元旦的余温尚未散尽,小寒便踏着清寒如约而至,成了2026年最先赴约的节气。俗话说,“大寒小寒,冻成一团”,小寒以来,便将冬日最深沉的寒冷铺展开来,万物蛰伏,天地间只剩下一片安然和寂静。人们裹紧了厚重的衣衫,将仅有的温暖拢在怀襟间,可那点暖意终究抵不过寒意的侵袭,刚从衣料的缝隙里漏出些许,便被冷风掠走,转瞬变凉了,只留一身清寒,镌刻着小寒独有的印记。

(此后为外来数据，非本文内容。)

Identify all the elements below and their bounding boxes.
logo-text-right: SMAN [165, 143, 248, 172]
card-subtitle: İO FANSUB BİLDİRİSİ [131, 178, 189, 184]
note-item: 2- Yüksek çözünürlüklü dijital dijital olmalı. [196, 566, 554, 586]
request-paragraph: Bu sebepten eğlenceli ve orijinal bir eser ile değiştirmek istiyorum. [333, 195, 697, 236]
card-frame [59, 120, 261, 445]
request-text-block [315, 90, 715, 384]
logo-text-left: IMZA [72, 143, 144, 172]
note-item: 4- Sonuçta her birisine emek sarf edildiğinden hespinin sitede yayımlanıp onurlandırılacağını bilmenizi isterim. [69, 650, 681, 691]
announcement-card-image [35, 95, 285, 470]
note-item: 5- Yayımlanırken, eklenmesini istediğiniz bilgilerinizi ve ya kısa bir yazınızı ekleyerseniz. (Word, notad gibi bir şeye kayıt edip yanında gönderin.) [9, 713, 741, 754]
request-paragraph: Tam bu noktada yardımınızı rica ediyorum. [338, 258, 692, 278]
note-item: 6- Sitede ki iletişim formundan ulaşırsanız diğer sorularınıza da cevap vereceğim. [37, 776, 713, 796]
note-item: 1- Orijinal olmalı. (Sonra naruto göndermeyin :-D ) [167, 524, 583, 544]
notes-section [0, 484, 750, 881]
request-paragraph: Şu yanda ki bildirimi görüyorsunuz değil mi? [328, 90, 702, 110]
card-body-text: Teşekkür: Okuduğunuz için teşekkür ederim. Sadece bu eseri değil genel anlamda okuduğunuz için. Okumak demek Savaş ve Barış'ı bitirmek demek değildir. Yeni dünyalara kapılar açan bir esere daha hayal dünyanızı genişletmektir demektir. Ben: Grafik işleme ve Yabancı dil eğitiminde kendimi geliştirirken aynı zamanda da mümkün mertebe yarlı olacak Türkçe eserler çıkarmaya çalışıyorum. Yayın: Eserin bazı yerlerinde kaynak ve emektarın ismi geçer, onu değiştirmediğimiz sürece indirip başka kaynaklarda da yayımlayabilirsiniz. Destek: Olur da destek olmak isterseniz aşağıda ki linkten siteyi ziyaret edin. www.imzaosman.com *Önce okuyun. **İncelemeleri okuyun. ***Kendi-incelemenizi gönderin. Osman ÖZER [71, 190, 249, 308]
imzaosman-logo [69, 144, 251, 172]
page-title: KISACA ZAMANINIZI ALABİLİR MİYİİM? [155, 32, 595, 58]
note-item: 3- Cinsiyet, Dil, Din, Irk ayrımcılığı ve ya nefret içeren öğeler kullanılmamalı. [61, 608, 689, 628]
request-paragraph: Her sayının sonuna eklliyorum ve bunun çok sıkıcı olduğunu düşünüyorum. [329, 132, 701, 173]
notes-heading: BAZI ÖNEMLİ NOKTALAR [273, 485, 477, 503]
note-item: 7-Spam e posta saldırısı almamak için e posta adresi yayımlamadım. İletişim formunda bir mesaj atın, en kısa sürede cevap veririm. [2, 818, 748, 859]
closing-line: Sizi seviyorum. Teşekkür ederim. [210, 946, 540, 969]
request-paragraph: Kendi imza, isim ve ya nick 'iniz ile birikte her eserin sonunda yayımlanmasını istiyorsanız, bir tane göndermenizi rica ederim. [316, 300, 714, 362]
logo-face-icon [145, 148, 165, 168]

寒风乍起,寒意漫卷长街,而街旁风物依旧,草木、房屋、菜农,晨练的老人、赶路人,依旧是熟悉的模样。
公园中的花草树木被覆上了一层薄霜,清冽又朦胧。园丁悉心修剪了冗杂枝丫,只留得短小的枝干,为它们裹上防护毯、围好保暖的草绳,让它们在霜雪的静默里攒着气力,春来破土抽芽;那些错落的行政大楼和居民房静静伫立,青砖黛瓦也好,钢筋水泥也罢,依旧安静挺拔,藏着岁月沉淀的安稳;小道旁早早等候的卖菜人,破旧的三轮车里,满满当当堆着带着晨露的新鲜蔬菜,一捆捆、一把把码得整整齐齐,还带着未散的泥土气。风簌簌地吹,吹乱了他们的发丝,口罩遮住了面容,却能清晰看见半指手套间露出的手指,冻得红透,带着深深浅浅的纹路;健硕的老人们沐浴着晨曦结伴闲谈,慢悠悠地踱着步子,把时光走得从容而悠长;上班徒步的行人步履匆匆,眉眼间带着赶路的急切,偶尔迎面遇上相熟之人,只轻轻摆一摆手,便算作打过照面,随即又快步向前,奔赴各自的远方。
上班路经一桥,左右双桥相伴,三桥并峙,稳稳架于黄河之畔。抬眼远望,河面半封半流,冰碴子凝住半隅静水,余下清波悠悠漫淌;水中顽石被寒波冻锁,寂然静卧,不得半分挪动。寒风横穿过空旷的桥面,无遮无拦,顺着指缝钻进衣袖,吹得肉皮生疼,风裹挟着衣摆,似有人在后拖拽,只得狠着劲,攒足了力气,奋力往前走。一过那桥,便到了办公的地方,推门而入,暖意扑面而来,身上裹挟的一缕寒风也随之钻了进去。阳面的办公室最是惬意,暖阳烘得满室温热,阴面的屋子却大不相同,虽然靠着暖气,寒风仍顺着窗缝直往人骨头缝里钻,靠窗坐得片刻,胳膊便有些冰凉。将手贴在暖气片上,方能触到那点烫人的暖意,无奈只得拉上窗帘、半掩房门,才算添了几分暖意。窗台上的花草,因节假日无人照料,早已被寒气冻得失了模样,蔫蔫地耷拉着枝叶,沉沉地低着脑袋;唯有几株皮实的冬青,还在倔强地挺立着,在寒日里默默坚守,期待着每一次的日出、日落。
“一年好景君须记,最是橙黄橘绿时”,小寒不寒,待这一季寒峭走过,便是春暖花开、漫漫暖意。人生亦是如此,那些难挨的苦与难终会落幕,只要向着阳光笃定前行,心中期许的美好,定会准时赴约,温柔绽放。